'You're a lucky brute, Hen!'

Henry started; glanced up; fumbled at his moustache. 'You're wondering why I said that. But, man, you're a genius—Yes, you are! I have to plug for it. But you've got the flare. You know well enough what's loaded all this circulation on us. Your stories! Not a thing else. You'll do more of 'em. You'll be famous.'

'Oh, no, Hump I You don't know how I've——'

'Yes, you'll be famous. I won't. It's a gift—fame, success. It's a sort of edge God—or something—puts on a man. A cutting edge. You've simply got it. I simply haven't.'

Henry pulled and pulled at his moustache.

'And you've got a girl—a lovely girl. She's mad about you—oh, yes she is! I know. I've seen her look at you.'

'But, Hump, you don't just know what——'

'She doesn't have to hide her feelings. Not seriously, not with a lying smile. And you don't have to hide yours.
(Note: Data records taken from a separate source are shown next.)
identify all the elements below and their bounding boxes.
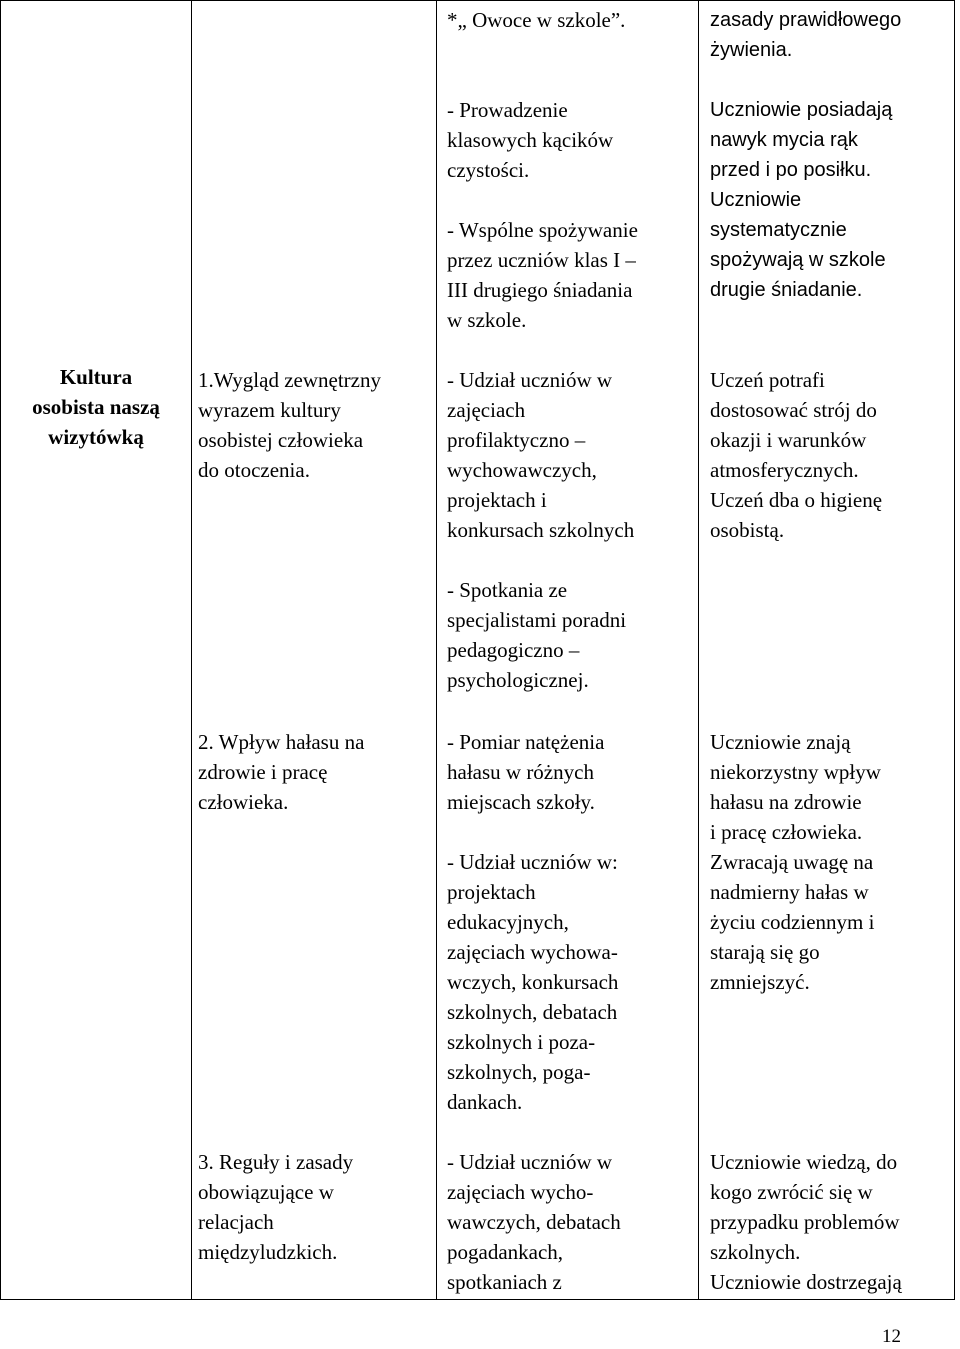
column-divider xyxy=(698,1,699,1299)
column-divider xyxy=(191,1,192,1299)
goal-text: 1.Wygląd zewnętrzny wyrazem kultury osobistej człowieka do otoczenia. xyxy=(198,368,381,482)
goal-text: 3. Reguły i zasady obowiązujące w relacjach międzyludzkich. xyxy=(198,1150,354,1264)
topic-heading: Kultura osobista naszą wizytówką xyxy=(32,365,160,449)
page-number: 12 xyxy=(882,1326,901,1347)
activity-text: - Udział uczniów w zajęciach profilaktyczno – wychowawczych, projektach i konkursach szkolnych xyxy=(447,368,635,542)
activity-text: *„ Owoce w szkole”. xyxy=(447,8,626,32)
outcome-text: Uczniowie wiedzą, do kogo zwrócić się w przypadku problemów szkolnych. Uczniowie dostrzegają xyxy=(710,1150,902,1294)
outcome-text: Uczeń potrafi dostosować strój do okazji i warunków atmosferycznych. Uczeń dba o higienę osobistą. xyxy=(710,368,883,542)
activity-text: - Pomiar natężenia hałasu w różnych miejscach szkoły. xyxy=(447,730,605,814)
activity-text: - Prowadzenie klasowych kącików czystości. xyxy=(447,98,614,182)
activity-text: - Udział uczniów w zajęciach wycho- wawczych, debatach pogadankach, spotkaniach z xyxy=(447,1150,621,1294)
column-divider xyxy=(436,1,437,1299)
outcome-text: Uczniowie posiadają nawyk mycia rąk przed i po posiłku. Uczniowie systematycznie spożywają w szkole drugie śniadanie. xyxy=(710,99,893,301)
activity-text: - Wspólne spożywanie przez uczniów klas I – III drugiego śniadania w szkole. xyxy=(447,218,638,332)
activity-text: - Udział uczniów w: projektach edukacyjnych, zajęciach wychowa- wczych, konkursach szkolnych, debatach szkolnych i poza- szkolnych, poga- dankach. xyxy=(447,850,619,1114)
goal-text: 2. Wpływ hałasu na zdrowie i pracę człowieka. xyxy=(198,730,365,814)
activity-text: - Spotkania ze specjalistami poradni pedagogiczno – psychologicznej. xyxy=(447,578,627,692)
outcome-text: zasady prawidłowego żywienia. xyxy=(710,9,902,61)
outcome-text: Uczniowie znają niekorzystny wpływ hałasu na zdrowie i pracę człowieka. Zwracają uwagę na nadmierny hałas w życiu codziennym i starają się go zmniejszyć. xyxy=(710,730,881,994)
You haven't got this furtive rope around your neck, strangling the breath of decent morality out of your soul. Thank God you don't know what it means—that struggle. She'll be announcing her engagement one of these days.
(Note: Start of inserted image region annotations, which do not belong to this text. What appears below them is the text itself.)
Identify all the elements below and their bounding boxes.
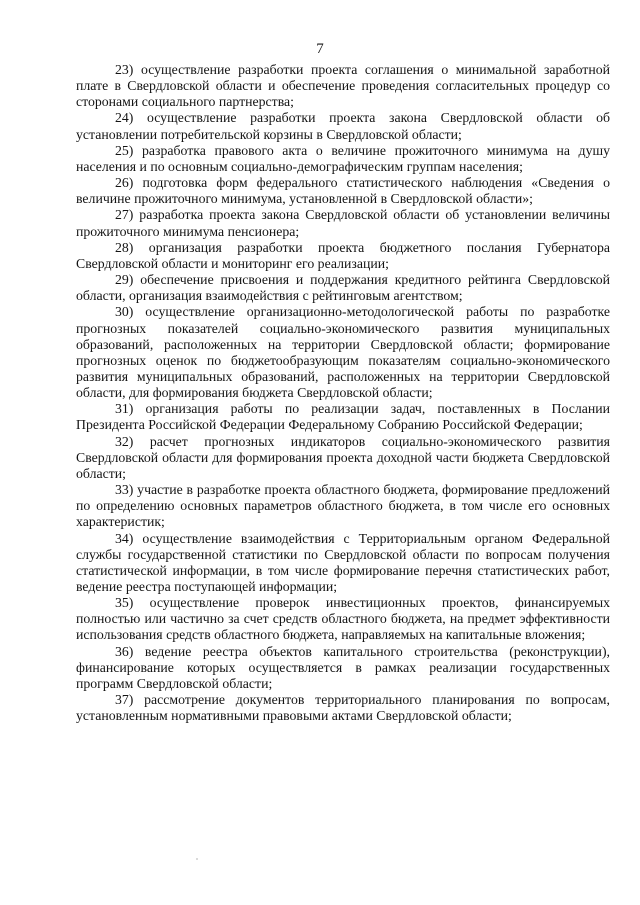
list-item: 26) подготовка форм федерального статистического наблюдения «Сведения о величине прожиточного минимума, установленной в Свердловской области»; [76, 175, 610, 207]
list-item: 28) организация разработки проекта бюджетного послания Губернатора Свердловской области и мониторинг его реализации; [76, 239, 610, 271]
list-item: 35) осуществление проверок инвестиционных проектов, финансируемых полностью или частично за счет средств областного бюджета, на предмет эффективности использования средств областного бюджета, направляемых на капитальные вложения; [76, 595, 610, 643]
list-item: 29) обеспечение присвоения и поддержания кредитного рейтинга Свердловской области, организация взаимодействия с рейтинговым агентством; [76, 272, 610, 304]
list-item: 27) разработка проекта закона Свердловской области об установлении величины прожиточного минимума пенсионера; [76, 207, 610, 239]
page-number: 7 [316, 41, 324, 57]
list-item: 24) осуществление разработки проекта закона Свердловской области об установлении потребительской корзины в Свердловской области; [76, 110, 610, 142]
list-item: 36) ведение реестра объектов капитального строительства (реконструкции), финансирование которых осуществляется в рамках реализации государственных программ Свердловской области; [76, 643, 610, 691]
scan-speck [196, 858, 198, 860]
list-item: 33) участие в разработке проекта областного бюджета, формирование предложений по определению основных параметров областного бюджета, в том числе его основных характеристик; [76, 482, 610, 530]
list-item: 23) осуществление разработки проекта соглашения о минимальной заработной плате в Свердловской области и обеспечение проведения согласительных процедур со сторонами социального партнерства; [76, 62, 610, 110]
list-item: 30) осуществление организационно-методологической работы по разработке прогнозных показателей социально-экономического развития муниципальных образований, расположенных на территории Свердловской области; формирование прогнозных оценок по бюджетообразующим показателям социально-экономического развития муниципальных образований, расположенных на территории Свердловской области, для формирования бюджета Свердловской области; [76, 304, 610, 401]
list-item: 31) организация работы по реализации задач, поставленных в Послании Президента Российской Федерации Федеральному Собранию Российской Федерации; [76, 401, 610, 433]
document-body [76, 62, 610, 724]
list-item: 25) разработка правового акта о величине прожиточного минимума на душу населения и по основным социально-демографическим группам населения; [76, 142, 610, 174]
list-item: 37) рассмотрение документов территориального планирования по вопросам, установленным нормативными правовыми актами Свердловской области; [76, 692, 610, 724]
list-item: 34) осуществление взаимодействия с Территориальным органом Федеральной службы государственной статистики по Свердловской области по вопросам получения статистической информации, в том числе формирование перечня статистических работ, ведение реестра поступающей информации; [76, 530, 610, 594]
list-item: 32) расчет прогнозных индикаторов социально-экономического развития Свердловской области для формирования проекта доходной части бюджета Свердловской области; [76, 433, 610, 481]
'There'll be presents and flowers. You'll get stirred up and write something a thousand times better than you know how to write. Money will come—oh, yes it will! It'll roll to you, Hen. For a time. Or at times. And you'll marry—a nice clean wedding. God, just to think of it is like the May winds off the lake!'

He threw out his long arms. Henry thought, perversely enough, that he looked like Lincoln.